Monday, Dec. 23, 1940

All the Dead Generals

All the dead generals were not sleeping under statues last week. Suddenly, shockingly apparent was the fact that responsible officers of the U. S. Army had been dozing at their posts, or--what was worse --fumbling with deadly effect. The official who had most to say about this state of affairs was Henry L. Stimson, Mr. Roosevelt's Republican Secretary of War. Undertaking to explain why the draft and National Guard mobilization had fallen behind schedule (TiME, Nov. 25), he was as blackly frank as William S. Knudsen was on industrial defense. With other dark bits in the news. Mr. Stimson's statement made a sorry record, sinisterly remindful of the British in Norway, the French in lost France.

More or less under arms, when the Army last totted up (Nov. 21), were 106,833 mobilized National Guardsmen, 387,811 three-year Regulars, only 18,000 of an expected 90,000 one-year draftees and volunteers. Call of 96.000 additional Guardsmen must be delayed (anywhere from one week to two and a half months) ; so must further drafts. Only heartening item in this list was the rapid increase in Regulars (up from 242,000 since last June). Putting Regular enlistments ahead of Guard mobilization and the draft made sense, because the Regulars must bear the burden of training the new Army.

Of 40 camps for National Guardsmen, only 15 were on construction schedule. Two were two and a half months behind, one was 60 days behind. Lags in 22 others ranged from one to five weeks. Even sadder than the delays were some of Mr. Stimson's excuses. The Quartermaster Corps (which handles most Army construction) located a big camp in southern Iowa. Building was under way before the corps discovered what the Department of Agriculture must have known all the time: that the arid area did not have enough water to supply the camp. So the bumbling quartermasters had to start all over at Rolla, Mo., while Guardsmen who should have been transferred to the new camp languished in temporary quarters at Fort Francis E. Warren, Wyo.

At Indiantown Gap. Pa. a camp for 20.000 men was pitched on rock and shale, where well-digging was slow and inordinately expensive. Result: a month's delay. In New England, where an abundance of lumber could be salvaged from hurricane-felled trees, camp constructions waited for lumber from the Pacific Coast (where lumbermen last week settled a ten-week strike, averting further delays). Contractors working for cost-plus-fixed-fees could afford to snatch labor from nearby rivals who had lump-sum contracts, thus delaying construction at other camps and highlighting the lack of a planned labor supply.
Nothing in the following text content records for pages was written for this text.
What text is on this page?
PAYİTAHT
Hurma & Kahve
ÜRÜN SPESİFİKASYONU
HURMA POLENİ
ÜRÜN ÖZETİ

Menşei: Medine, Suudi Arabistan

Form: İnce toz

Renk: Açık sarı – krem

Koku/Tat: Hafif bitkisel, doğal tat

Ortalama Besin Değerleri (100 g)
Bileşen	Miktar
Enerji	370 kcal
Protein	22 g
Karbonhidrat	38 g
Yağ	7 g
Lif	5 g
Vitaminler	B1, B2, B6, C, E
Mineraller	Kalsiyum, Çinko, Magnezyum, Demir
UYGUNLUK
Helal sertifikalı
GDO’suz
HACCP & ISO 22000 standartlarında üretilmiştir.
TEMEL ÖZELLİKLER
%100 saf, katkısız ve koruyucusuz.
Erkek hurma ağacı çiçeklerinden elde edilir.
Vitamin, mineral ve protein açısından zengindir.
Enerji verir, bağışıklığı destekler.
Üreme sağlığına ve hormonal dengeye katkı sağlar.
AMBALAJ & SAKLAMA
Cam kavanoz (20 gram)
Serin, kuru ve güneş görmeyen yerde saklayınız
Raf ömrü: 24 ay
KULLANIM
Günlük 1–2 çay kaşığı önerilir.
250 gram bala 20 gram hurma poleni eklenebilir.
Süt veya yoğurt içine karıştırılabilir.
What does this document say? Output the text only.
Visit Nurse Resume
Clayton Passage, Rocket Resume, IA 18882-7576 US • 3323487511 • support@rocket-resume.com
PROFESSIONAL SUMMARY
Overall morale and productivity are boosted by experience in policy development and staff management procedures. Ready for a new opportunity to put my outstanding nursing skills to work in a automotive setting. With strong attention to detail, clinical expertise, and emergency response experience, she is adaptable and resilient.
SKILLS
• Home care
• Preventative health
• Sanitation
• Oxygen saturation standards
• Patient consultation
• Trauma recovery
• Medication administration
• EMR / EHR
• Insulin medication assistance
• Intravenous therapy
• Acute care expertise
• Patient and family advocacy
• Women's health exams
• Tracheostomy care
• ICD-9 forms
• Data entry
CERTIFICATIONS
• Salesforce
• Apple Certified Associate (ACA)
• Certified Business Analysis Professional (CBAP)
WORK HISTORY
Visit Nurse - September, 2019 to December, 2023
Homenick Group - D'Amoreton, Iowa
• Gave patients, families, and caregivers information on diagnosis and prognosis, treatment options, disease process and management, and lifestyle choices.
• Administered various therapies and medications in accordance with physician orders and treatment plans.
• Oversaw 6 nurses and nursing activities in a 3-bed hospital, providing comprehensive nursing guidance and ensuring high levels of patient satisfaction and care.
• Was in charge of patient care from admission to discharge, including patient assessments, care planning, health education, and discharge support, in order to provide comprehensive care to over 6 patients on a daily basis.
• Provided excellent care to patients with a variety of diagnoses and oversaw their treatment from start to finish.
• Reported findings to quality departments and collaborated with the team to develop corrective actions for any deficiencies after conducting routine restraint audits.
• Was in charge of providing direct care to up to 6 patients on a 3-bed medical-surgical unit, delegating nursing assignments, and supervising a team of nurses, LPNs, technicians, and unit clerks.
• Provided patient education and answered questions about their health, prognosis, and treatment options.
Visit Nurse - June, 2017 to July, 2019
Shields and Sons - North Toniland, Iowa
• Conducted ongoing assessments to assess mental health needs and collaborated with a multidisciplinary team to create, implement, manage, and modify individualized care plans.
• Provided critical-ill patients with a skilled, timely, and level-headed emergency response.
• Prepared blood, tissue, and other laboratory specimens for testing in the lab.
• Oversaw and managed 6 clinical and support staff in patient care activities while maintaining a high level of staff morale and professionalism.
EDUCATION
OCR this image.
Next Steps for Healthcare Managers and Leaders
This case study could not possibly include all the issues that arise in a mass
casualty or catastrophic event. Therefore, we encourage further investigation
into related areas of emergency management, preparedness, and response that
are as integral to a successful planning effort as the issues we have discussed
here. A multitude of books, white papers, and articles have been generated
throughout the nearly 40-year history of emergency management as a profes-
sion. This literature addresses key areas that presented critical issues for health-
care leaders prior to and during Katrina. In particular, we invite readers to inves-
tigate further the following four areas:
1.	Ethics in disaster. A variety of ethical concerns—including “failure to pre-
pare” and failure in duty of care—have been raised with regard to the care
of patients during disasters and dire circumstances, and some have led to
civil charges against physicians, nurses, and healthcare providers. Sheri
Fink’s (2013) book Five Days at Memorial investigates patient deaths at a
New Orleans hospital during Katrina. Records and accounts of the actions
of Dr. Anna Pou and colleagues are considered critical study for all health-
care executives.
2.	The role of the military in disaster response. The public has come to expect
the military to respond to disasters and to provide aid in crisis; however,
"Great Expectations." Secretary Stimson first quoted an official report (by the Bureau of Labor Statistics) that labor troubles had caused only 1% of the construction delays. Next day, after the War Department had had a night to ponder his aspersions on the Army, he issued a '"transcript" which included some new observations. Chief change: less blame on military bumblers, more on labor.

Last week, in the thick of these revelations, the Quartermaster Corps's Brigadier General Charles D. Hartman was relieved from duty. He was no scapegoat, said the War Department, but a man who was sick from overwork. Assigned to plug the holes in Army construction was the Corps of Engineers' Lieut. Colonel Brehon B. Somervell, who had done a standout job as New York City's WPA Administrator. Air Corps construction was snatched bodily away from the dusty, tape-bound Quartermaster Corps and handed over to the Engineers.

The record spoke for itself. Mr. Stimson's explanation: that the Army, having in the first place overestimated its ability to absorb recruits, could be accused of nothing more than undue optimism. Many of those estimates were cooked up during debate on the conscription bill; many more during the Presidential campaign, when Wendell Willkie was huffing & puffing at unmade Army housing. Said Henry Stimson, with twinkling reassurance: "Estimates beforehand are only estimates. Anybody who has built a house knows that. I think that on the whole the defense work is coming along as well as could be expected."